The proactive militancy of the strike organizers underscores the the
fact that the entire action not only proceeded largely without violence,
but also spread rapidly through several institutions thanks to careful
planning and clandestine technology--messages spread via cell, expanding the traditional jailhouse grapevine.

It may be a while before we see another prisoner strike going viral, as the potential for prison-based activism
remains constrained by the criminal-justice power structure. But the
Georgia inmates helped change the public face of Americans who've been
caught up in the country's incarceration industry. Under the most
oppressive of conditions, they used disciplined strike tactics to align
their grievances with broader struggles for human rights.

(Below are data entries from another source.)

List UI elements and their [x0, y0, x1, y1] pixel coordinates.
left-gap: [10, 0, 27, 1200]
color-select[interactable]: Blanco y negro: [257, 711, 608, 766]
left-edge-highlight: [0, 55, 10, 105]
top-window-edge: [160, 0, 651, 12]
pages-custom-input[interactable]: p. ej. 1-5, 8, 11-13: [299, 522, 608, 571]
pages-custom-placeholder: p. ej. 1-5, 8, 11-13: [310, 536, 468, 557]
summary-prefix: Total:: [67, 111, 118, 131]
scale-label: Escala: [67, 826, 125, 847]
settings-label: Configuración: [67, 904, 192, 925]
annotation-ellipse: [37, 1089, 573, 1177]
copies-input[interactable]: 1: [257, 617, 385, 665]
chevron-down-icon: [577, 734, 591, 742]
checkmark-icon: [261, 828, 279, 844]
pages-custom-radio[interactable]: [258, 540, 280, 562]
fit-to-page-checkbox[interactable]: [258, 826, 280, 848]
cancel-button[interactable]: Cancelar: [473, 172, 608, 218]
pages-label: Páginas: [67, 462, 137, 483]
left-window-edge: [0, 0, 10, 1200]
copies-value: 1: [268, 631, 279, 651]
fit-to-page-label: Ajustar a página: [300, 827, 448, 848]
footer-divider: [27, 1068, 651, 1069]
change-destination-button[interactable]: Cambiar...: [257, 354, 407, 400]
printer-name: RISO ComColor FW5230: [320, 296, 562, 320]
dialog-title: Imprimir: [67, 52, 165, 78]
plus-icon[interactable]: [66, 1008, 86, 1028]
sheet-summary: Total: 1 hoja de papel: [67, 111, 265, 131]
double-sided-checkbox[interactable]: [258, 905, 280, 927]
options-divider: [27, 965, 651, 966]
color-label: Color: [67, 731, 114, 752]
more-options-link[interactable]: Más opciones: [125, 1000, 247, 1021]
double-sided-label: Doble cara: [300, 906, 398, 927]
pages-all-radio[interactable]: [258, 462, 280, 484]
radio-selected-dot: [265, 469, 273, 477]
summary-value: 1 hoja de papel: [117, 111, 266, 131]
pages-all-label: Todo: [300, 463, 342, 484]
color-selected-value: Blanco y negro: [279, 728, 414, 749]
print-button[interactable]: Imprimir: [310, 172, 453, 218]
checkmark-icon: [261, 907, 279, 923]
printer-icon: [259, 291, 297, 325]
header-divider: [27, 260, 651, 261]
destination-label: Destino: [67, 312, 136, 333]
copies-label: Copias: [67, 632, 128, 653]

It makes sense. Prison is the everyday reality lived by a huge swath
of the population (roughly one in one hundred, according to recent surveys) Meanwhile, the impact of prison labor leaves a hidden imprint on our economy as well. Noah Zatz of UCLA Law School has estimated that:

well over 600,000, and probably close to a million, inmates are
working full time in jails and prisons throughout the United States.
Perhaps some of them built your desk chair: office furniture, especially
in state universities and the federal government, is a major prison
labor product. Inmates also take hotel reservations at corporate call
centers, make body armor for the U.S. military, and manufacture prison
chic fashion accessories, in addition to the iconic task of stamping
license plates.

As a captive workforce and disenfranchised populace, the prison
system reaches deep into American society, and the distance between the
people on the inside and those on the outside is increasingly a matter
of luck--whether you're unfortuate enough to have been born the wrong
color or in the wrong neighborhood. If the movement launched by the
Georgia inmates, and their demands for dignity, look surprisingly
familiar, there's a good reason for that: they are us.

For more information, follow the Black Agenda Report's ongoing coverage of the Georgia prison activists.

The strikers' demands, which they continue to press with state officials, are as follows:

A LIVING WAGE FOR WORK: In violation of the 13th Amendment to the
Constitution prohibiting slavery and involuntary servitude, the DOC
demands prisoners work for free.

EDUCATIONAL OPPORTUNITIES: For
the great majority of prisoners, the DOC denies all opportunities for
education beyond the GED, despite the benefit to both prisoners and
society.

DECENT HEALTH CARE: In violation of the Eighth Amendment
prohibition against cruel and unusual punishments, the DOC denies
adequate medical care to prisoners, charges excessive fees for the most
minimal care and is responsible for extraordinary pain and suffering.   AN
END TO CRUEL AND UNUSUAL PUNISHMENTS: In further violation of the
Eighth Amendment, the DOC is responsible for cruel prisoner punishments
for minor infractions of rules.

DECENT LIVING CONDITIONS: Georgia
prisoners are confined in over-crowded, substandard conditions, with
little heat in winter and oppressive heat in summer.

NUTRITIONAL MEALS: Vegetables and fruit are in short supply in DOC facilities while starches and fatty foods are plentiful.

VOCATIONAL
AND SELF-IMPROVEMENT OPPORTUNITIES: The DOC has stripped its facilities
of all opportunities for skills training, self-improvement and proper
exercise.

ACCESS TO FAMILIES: The DOC has disconnected thousands
of prisoners from their families by imposing excessive telephone charges
and innumerable barriers to visitation.

JUST PAROLE DECISIONS:
The Parole Board capriciously and regularly denies parole to the
majority of prisoners despite evidence of eligibility.